Redistribución antes que corrupción

Daniel Márquez Soares

Para cualquier observador externo, la tolerancia que los ecuatorianos tenemos hacia la desigualdad y la corrupción resulta incomprensible. Esta aberrante situación solo se torna lógica al entender que la corrupción es nuestro contrapeso para la desigualdad.

Durante la mayor parte de su historia, Ecuador no ha tenido un mercado lo suficientemente grande ni ha sido un exportador de cosas tan rentables como para que fuese posible construir fortunas tan obscenamente pronunciadas simplemente a través del comercio y la innovación. Las claves del enriquecimiento extremo fueron el expolio del Estado y la complicidad de este para ordeñar a los más débiles; algo corriente, humano, usual en todo lugar y momento y que, justamente por ello, deben ser siempre recordadas.

Si somos sinceros, veremos que las poderosas fortunas del Ecuador de hoy suelen tener un discreto pero delator aroma a peculado, tráfico de influencias y burocracia en sus orígenes: negocios con el Estado gentilmente otorgados por algún pariente político, una abultada obra pública asignada a dedo, un monopolio otorgado o garantizado por medio de leyes aprobadas a punta de soborno, defraudación de una empresa pública, un oportuno subsidio, la suerte de lidiar con un bien público arbitrariamente confiscado por el Estado, un ministerio de Defensa con las consiguientes gentilezas por parte de los vendedores de armas, robo flagrante de las arcas públicas y un larguísimo etcétera.

El sueño ecuatoriano es hacerse con una porción de poder político, lucrar cuanto se pueda de él y, así, dejar para siempre atrás la pobreza. Eso es lo que nuestros emprendedores y el país amañado que construyeron nos han enseñado, por mucho que sus blanqueados descendientes quieren dar cátedra de liberalismo, superación y emprendimiento.

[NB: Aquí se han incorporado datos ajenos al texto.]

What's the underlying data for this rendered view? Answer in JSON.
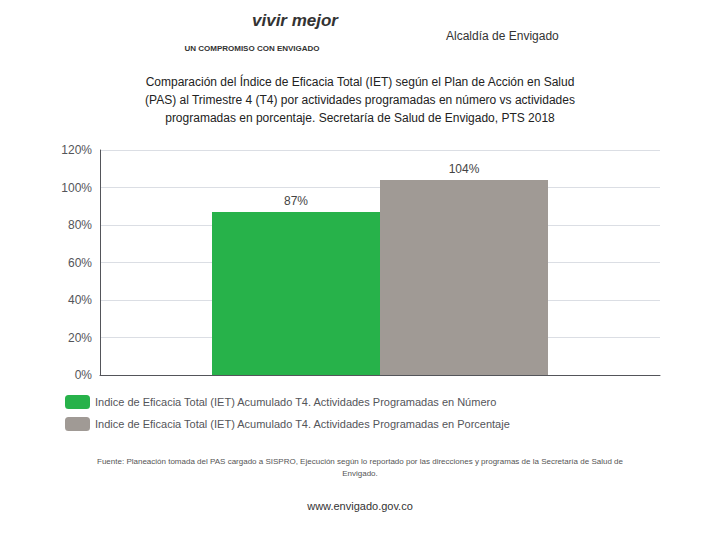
{
  "chart_data": {
    "type": "bar",
    "title": "Comparación del Índice de Eficacia Total (IET) según el Plan de Acción en Salud\n(PAS) al Trimestre 4 (T4) por actividades programadas en número vs actividades\nprogramadas en porcentaje. Secretaría de Salud de Envigado, PTS 2018",
    "categories": [
      null
    ],
    "series": [
      {
        "name": "Indice de Eficacia Total (IET) Acumulado T4. Actividades Programadas en Número",
        "color": "#27b24a",
        "values": [
          87
        ],
        "value_labels": [
          "87%"
        ]
      },
      {
        "name": "Indice de Eficacia Total (IET) Acumulado T4. Actividades Programadas en Porcentaje",
        "color": "#a09a95",
        "values": [
          104
        ],
        "value_labels": [
          "104%"
        ]
      }
    ],
    "ylim": [
      0,
      120
    ],
    "yticks": [
      {
        "value": 0,
        "label": "0%"
      },
      {
        "value": 20,
        "label": "20%"
      },
      {
        "value": 40,
        "label": "40%"
      },
      {
        "value": 60,
        "label": "60%"
      },
      {
        "value": 80,
        "label": "80%"
      },
      {
        "value": 100,
        "label": "100%"
      },
      {
        "value": 120,
        "label": "120%"
      }
    ],
    "grid": true,
    "legend": "bottom",
    "data_labels": true,
    "tick_labels": "y",
    "annotations": [
      "vivir mejor",
      "UN COMPROMISO CON ENVIGADO",
      "Alcaldía de Envigado",
      "Fuente: Planeación tomada del PAS cargado a SISPRO, Ejecución según lo reportado por las direcciones y programas de la Secretaría de Salud de\nEnvigado.",
      "www.envigado.gov.co"
    ]
  }
}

La corrupción, un término importado, es nuestro mecanismo supremo de redistribución, de ascenso social. La esperanza de un día poder burlar al sistema, robar plata pública y salir adelante es lo que mantiene viva la fe de la mayoría en el sistema. Y es mejor así. Preferible eso a una redistribución violenta por medio de gorilas golpistas uniformados, a disruptores fanáticos patrocinados desde el extranjero o al caos del estallido social.